I think Dan’s concern about people questioning technique in photographs more than in a painting is for two reasons. One, because photography is “easy”. “Just pull the string and we do the rest.”, thanks for nothin’ George. These are the magic-bullet chasers (what lens, how many megapixels, which filter in Photoshop, etc). Yes, I do realize there is a bit of “the pot calling the kettle black” in my pointing a finger at magic-bullet chasers. While I don’t lust after the latest and greatest image editing software and dSLR, I do like the idea of a bigger and better camera. Physically bigger, not just the latest model, that is. Since I’m tending to regress, technology wise, I’m more of a magic-pointy-stick chaser. The second is because we have been taught that the camera doesn’t lie and when we see something that doesn’t quite meet our expectations (generally by exceeding them) we want to know why. Well, the camera has told more than the truth (notice I didn’t say the camera lies) from day one. Always has, always will. The camera sees differently than our eyes and little monkey-brains. We see by scanning a scene and constantly changing our exact point of focus. The camera gets one shot to convert the 3-d scene into a 2-d scene (HDR techniques not withstanding). The end result is that with the camera (and lens and printing process) we can control what is and isn’t in focus, what is and isn’t in the scene and what is or isn’t emphasized through color/contrast/aspect ratio etc.
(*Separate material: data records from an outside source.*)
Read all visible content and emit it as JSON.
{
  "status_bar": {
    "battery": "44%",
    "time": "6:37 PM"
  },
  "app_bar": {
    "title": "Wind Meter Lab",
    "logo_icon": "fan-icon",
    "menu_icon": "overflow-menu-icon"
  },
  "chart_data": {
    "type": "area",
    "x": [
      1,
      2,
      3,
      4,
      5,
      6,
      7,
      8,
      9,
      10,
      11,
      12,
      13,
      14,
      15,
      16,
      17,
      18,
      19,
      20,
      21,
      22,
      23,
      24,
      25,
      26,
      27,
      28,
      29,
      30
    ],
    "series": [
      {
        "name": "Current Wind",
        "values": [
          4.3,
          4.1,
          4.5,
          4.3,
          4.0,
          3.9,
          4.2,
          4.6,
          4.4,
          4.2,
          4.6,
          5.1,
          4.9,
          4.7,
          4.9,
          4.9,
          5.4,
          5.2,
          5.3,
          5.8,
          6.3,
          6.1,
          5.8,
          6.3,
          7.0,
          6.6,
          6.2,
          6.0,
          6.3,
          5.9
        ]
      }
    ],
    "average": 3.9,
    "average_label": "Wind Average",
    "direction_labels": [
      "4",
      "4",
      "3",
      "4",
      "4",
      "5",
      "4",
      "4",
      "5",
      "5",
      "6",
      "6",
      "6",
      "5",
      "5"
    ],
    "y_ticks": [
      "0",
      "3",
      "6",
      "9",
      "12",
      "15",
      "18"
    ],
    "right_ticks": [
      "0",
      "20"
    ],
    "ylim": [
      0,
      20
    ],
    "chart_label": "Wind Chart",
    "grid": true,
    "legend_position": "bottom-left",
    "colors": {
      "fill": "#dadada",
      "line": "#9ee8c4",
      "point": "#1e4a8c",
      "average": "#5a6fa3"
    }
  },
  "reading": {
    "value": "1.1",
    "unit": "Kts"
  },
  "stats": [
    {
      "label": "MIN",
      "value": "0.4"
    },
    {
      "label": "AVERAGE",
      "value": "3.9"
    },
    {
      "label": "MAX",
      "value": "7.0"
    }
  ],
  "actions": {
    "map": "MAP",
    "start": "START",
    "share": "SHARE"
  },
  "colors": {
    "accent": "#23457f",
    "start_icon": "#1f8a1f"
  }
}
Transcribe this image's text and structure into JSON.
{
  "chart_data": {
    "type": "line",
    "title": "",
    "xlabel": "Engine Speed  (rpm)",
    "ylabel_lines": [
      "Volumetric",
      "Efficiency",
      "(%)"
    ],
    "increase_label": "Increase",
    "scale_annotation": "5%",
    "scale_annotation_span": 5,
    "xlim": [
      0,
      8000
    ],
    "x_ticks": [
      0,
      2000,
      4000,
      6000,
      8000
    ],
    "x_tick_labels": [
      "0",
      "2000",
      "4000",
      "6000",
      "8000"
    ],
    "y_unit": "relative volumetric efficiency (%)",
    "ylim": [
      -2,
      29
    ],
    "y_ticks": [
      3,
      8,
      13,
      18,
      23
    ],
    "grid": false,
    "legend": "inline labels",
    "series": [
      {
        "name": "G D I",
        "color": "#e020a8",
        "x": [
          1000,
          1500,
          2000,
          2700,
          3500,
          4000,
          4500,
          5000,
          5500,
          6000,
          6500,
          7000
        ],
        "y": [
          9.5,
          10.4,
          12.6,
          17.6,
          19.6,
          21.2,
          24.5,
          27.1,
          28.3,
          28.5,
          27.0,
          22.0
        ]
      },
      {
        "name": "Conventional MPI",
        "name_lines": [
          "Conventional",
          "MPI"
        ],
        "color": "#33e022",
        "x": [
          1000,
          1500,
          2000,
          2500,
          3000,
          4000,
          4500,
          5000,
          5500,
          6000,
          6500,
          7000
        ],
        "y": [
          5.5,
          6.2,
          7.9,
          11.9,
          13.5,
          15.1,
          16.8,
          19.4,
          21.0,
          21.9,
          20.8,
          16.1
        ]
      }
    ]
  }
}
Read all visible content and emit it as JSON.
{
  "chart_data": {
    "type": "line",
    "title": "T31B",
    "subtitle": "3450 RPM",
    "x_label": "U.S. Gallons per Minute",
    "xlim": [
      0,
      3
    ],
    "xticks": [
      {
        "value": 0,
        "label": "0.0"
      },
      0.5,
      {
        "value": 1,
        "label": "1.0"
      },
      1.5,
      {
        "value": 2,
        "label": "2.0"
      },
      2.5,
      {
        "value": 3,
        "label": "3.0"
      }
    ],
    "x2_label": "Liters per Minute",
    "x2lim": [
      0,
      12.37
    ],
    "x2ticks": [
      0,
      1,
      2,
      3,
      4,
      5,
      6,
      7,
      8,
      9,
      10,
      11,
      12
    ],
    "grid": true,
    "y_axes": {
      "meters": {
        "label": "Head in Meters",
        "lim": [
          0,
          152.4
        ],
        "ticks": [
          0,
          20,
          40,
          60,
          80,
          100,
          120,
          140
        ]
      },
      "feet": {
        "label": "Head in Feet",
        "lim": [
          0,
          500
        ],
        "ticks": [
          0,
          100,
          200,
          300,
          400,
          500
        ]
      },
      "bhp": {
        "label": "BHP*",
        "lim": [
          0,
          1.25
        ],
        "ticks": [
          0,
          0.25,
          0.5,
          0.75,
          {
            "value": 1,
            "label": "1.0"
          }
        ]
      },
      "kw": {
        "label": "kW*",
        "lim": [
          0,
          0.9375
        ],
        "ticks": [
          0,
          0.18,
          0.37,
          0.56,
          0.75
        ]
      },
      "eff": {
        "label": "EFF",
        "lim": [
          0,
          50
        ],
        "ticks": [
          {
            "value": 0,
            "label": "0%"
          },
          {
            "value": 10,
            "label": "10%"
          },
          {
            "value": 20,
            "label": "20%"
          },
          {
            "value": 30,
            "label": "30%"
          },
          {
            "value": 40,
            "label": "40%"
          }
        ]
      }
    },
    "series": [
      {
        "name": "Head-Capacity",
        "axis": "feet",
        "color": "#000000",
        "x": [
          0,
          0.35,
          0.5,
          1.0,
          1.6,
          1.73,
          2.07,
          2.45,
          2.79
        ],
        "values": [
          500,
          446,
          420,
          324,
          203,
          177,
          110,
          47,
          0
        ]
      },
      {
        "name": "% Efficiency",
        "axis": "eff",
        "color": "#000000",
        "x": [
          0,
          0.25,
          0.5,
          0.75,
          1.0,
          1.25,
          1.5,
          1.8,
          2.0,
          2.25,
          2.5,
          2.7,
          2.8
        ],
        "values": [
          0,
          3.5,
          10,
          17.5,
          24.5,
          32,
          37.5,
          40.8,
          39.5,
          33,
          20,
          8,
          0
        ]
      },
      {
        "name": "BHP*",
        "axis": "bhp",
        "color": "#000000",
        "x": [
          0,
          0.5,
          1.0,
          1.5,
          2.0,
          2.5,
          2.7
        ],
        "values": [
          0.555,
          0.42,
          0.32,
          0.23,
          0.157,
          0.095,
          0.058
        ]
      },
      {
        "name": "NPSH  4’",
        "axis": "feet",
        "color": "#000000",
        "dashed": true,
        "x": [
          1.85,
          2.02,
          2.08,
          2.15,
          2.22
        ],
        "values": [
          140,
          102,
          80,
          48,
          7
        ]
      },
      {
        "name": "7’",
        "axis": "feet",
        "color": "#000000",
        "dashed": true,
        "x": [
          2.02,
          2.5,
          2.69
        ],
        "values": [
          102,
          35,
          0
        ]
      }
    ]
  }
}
So let them ask their technical questions. Educate the questioner with your answer. Slowly they will learn the difference between photography and snapshots, between technique and technical. The work I have produced thus far has all been the result of my wanting to learn more about how a certain aspect of my equipment works. Could be a lens design, camera movement, camera type, film brand, changes in chemistry, a different photo paper maybe. As a result of all this fooling around I generate a lot of scrap and every once in a while, something I like. Maybe one in twenty or fewer of my negatives get past a proof print. And sometimes I don’t even get past the proof print just looking at them on a light table. Doesn’t mean they are failures (well, let’s be honest, some are complete failures). I’ve asked a lot of stupid questions, I’ve asked (what I hope are) better questions. And I’ve given good and bad answers to questions asked of me. Eventually, we arrive at the right answer or technique for the desired result. And some day I’ll be able to move past the gee-whiz technical stage into artistic technique stage.


Getting the rug pulled out from under the image…

December 9, 2007

Been a while since I could do much except play Engineer all day and get prints ready for LPA show at night.  But before it turned cold I spend an afternoon back on the KU Campus with the Seneca 8×10 and experimented some more with the last of my J&C Classic 100 film and Ilex lens.  Only a few more sheets of the J&C left so I’m not investing a lot of time into speed and developer testing.

Anyway, I noticed they had finally removed the sheets of plywood from the front of Spooner Hall (oldest building on the campus) and I’ve always liked the stone work and quote above the door.  “Whoso Findeth Wisdom Findeth Life”.  I guess this is from Proverbs but a quick check with Google and I find it also as “Whoso findeth me findeth life”.

Not a bad exposure but I am still having trouble learning to see the whole image.  Otherwise I would have noticed that entry-way rug was all bunched up!

Spooner Hall

It won’t be possible to see in this scanned copy, but in the print, because it is a contact print from an 8×10 negative, the detail is fantastic.  At least to me as I’m still used to seeing 8×10’s that are enlargements from 35mm negs.  The text carved below the center opening is crystal clear.  And I can see minute detail in the surface of the limestone.  And I can see that stupid rug has a “fuzzy side” and a rubber backing!